# BBC's The Sky At Night



## mosaix (Jun 22, 2012)

http://www.bbc.co.uk/programmes/b006mk7h

This program has been running for 54 years (since 1957 - the year that Sputnik 1 orbited the Earth for the first time!) on BBC television. It has always been of the highest quality. 

Patrick Moore, its presenter, is a fascinating character but he's getting on a bit now (born in 1923) and he obviously can't carry on for ever - more's the pity. Frankly I just can't imagine anyone replacing him.  

A lot of the episodes are available for viewing on-line, the first from November 1970 where Patrick talks to Neil Armstrong.


----------



## Dave (Jun 22, 2012)

I believe it is the longest running TV programme in the world (though it is only on once a month.)

Patrick Moore is a fascinating character. Is there anyone else on TV who wears a monocle?

He missed going to University due to the Second World War and was a Navigator in the RAF, after lying about his age. His fiancée was killed during the war and he never married or had children. Despite his lack of a Degree, he knew more as an amateur about the Moon than anyone else, and NASA employed him for his map-making.

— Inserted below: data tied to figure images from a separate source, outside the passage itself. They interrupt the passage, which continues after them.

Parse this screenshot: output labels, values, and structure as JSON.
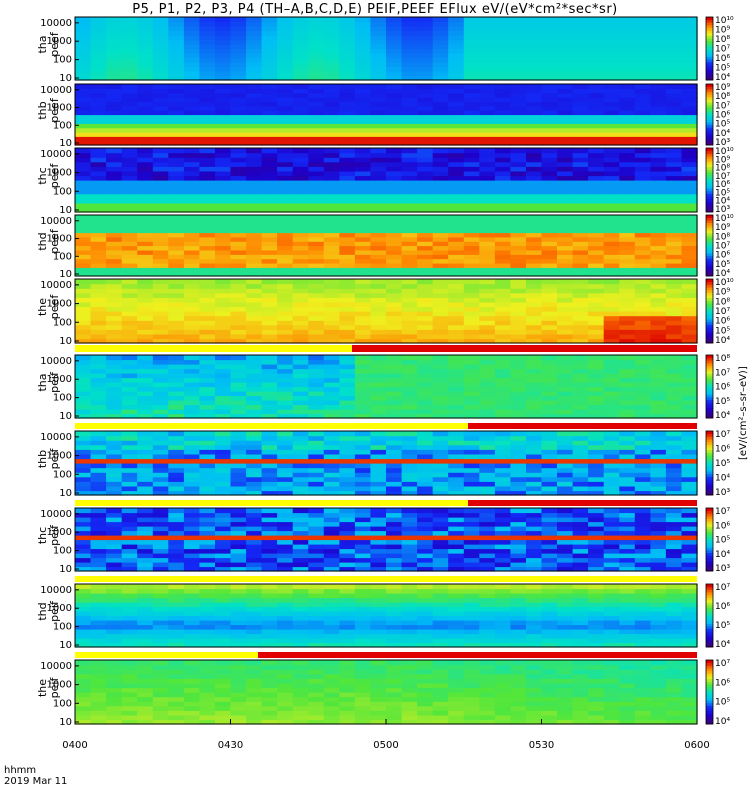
{
  "title": "P5, P1, P2, P3, P4 (TH–A,B,C,D,E) PEIF,PEEF EFlux eV/(eV*cm²*sec*sr)",
  "footer": {
    "line1": "hhmm",
    "line2": "2019 Mar 11"
  },
  "unit_label": "[eV/(cm²–s–sr–eV)]",
  "chart_data": {
    "type": "heatmap",
    "x_ticks": [
      "0400",
      "0430",
      "0500",
      "0530",
      "0600"
    ],
    "y_ticks": [
      "10",
      "100",
      "1000",
      "10000"
    ],
    "y_scale": "log",
    "colormap": "rainbow (purple-blue-cyan-green-yellow-red)",
    "panels": [
      {
        "label1": "tha",
        "label2": "peef",
        "cbar_ticks": [
          "10⁴",
          "10⁵",
          "10⁶",
          "10⁷",
          "10⁸",
          "10⁹",
          "10¹⁰"
        ]
      },
      {
        "label1": "thb",
        "label2": "peef",
        "cbar_ticks": [
          "10³",
          "10⁴",
          "10⁵",
          "10⁶",
          "10⁷",
          "10⁸",
          "10⁹"
        ]
      },
      {
        "label1": "thc",
        "label2": "peef",
        "cbar_ticks": [
          "10³",
          "10⁴",
          "10⁵",
          "10⁶",
          "10⁷",
          "10⁸",
          "10⁹",
          "10¹⁰"
        ]
      },
      {
        "label1": "thd",
        "label2": "peef",
        "cbar_ticks": [
          "10⁴",
          "10⁵",
          "10⁶",
          "10⁷",
          "10⁸",
          "10⁹",
          "10¹⁰"
        ]
      },
      {
        "label1": "the",
        "label2": "peef",
        "cbar_ticks": [
          "10⁴",
          "10⁵",
          "10⁶",
          "10⁷",
          "10⁸",
          "10⁹",
          "10¹⁰"
        ]
      },
      {
        "label1": "tha",
        "label2": "peif",
        "cbar_ticks": [
          "10⁴",
          "10⁵",
          "10⁶",
          "10⁷",
          "10⁸"
        ]
      },
      {
        "label1": "thb",
        "label2": "peif",
        "cbar_ticks": [
          "10³",
          "10⁴",
          "10⁵",
          "10⁶",
          "10⁷"
        ]
      },
      {
        "label1": "thc",
        "label2": "peif",
        "cbar_ticks": [
          "10³",
          "10⁴",
          "10⁵",
          "10⁶",
          "10⁷"
        ]
      },
      {
        "label1": "thd",
        "label2": "peif",
        "cbar_ticks": [
          "10⁴",
          "10⁵",
          "10⁶",
          "10⁷"
        ]
      },
      {
        "label1": "the",
        "label2": "peif",
        "cbar_ticks": [
          "10⁴",
          "10⁵",
          "10⁶",
          "10⁷"
        ]
      }
    ]
  }
}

He is an expert player of the Xylophone. And something I never realised until I joined Chronicles (by Ray Gower if he is still around) was that he also wrote science fiction. 

And also claims he is the only living person to have met both Orville Wright and Neil Armstrong.

However, I saw the recent anniversary edition of The Sky at Night with Brian May and Brian Cox, and Patrick certainly looked his age physically if not mentally.


----------



## Vertigo (Jun 23, 2012)

I just love this programme and Patrick Moore is just awsome. I'm not a regular viewer but whenever I see it on, I generally watch it.

And it's the same age as me!


----------



## Anathem (Jul 3, 2012)

Wow, that show looks awesome! Wish we had something like that over here in the US.


----------



## AE35Unit (Sep 28, 2012)

Used to watch it religiously when I could remember what Sunday it was on! I even signed up to receive the monthly newsletters pre-internet days! Then I joined the forum, which has sadly been hacked and now almost non existant (a common fate with BBC Forums it seems!)

Great show, great man, we are not worthy! Recently an episode had both John Coleslaw (sic) and Brian May out in the garden with Sir Patrick! Great stuff!


----------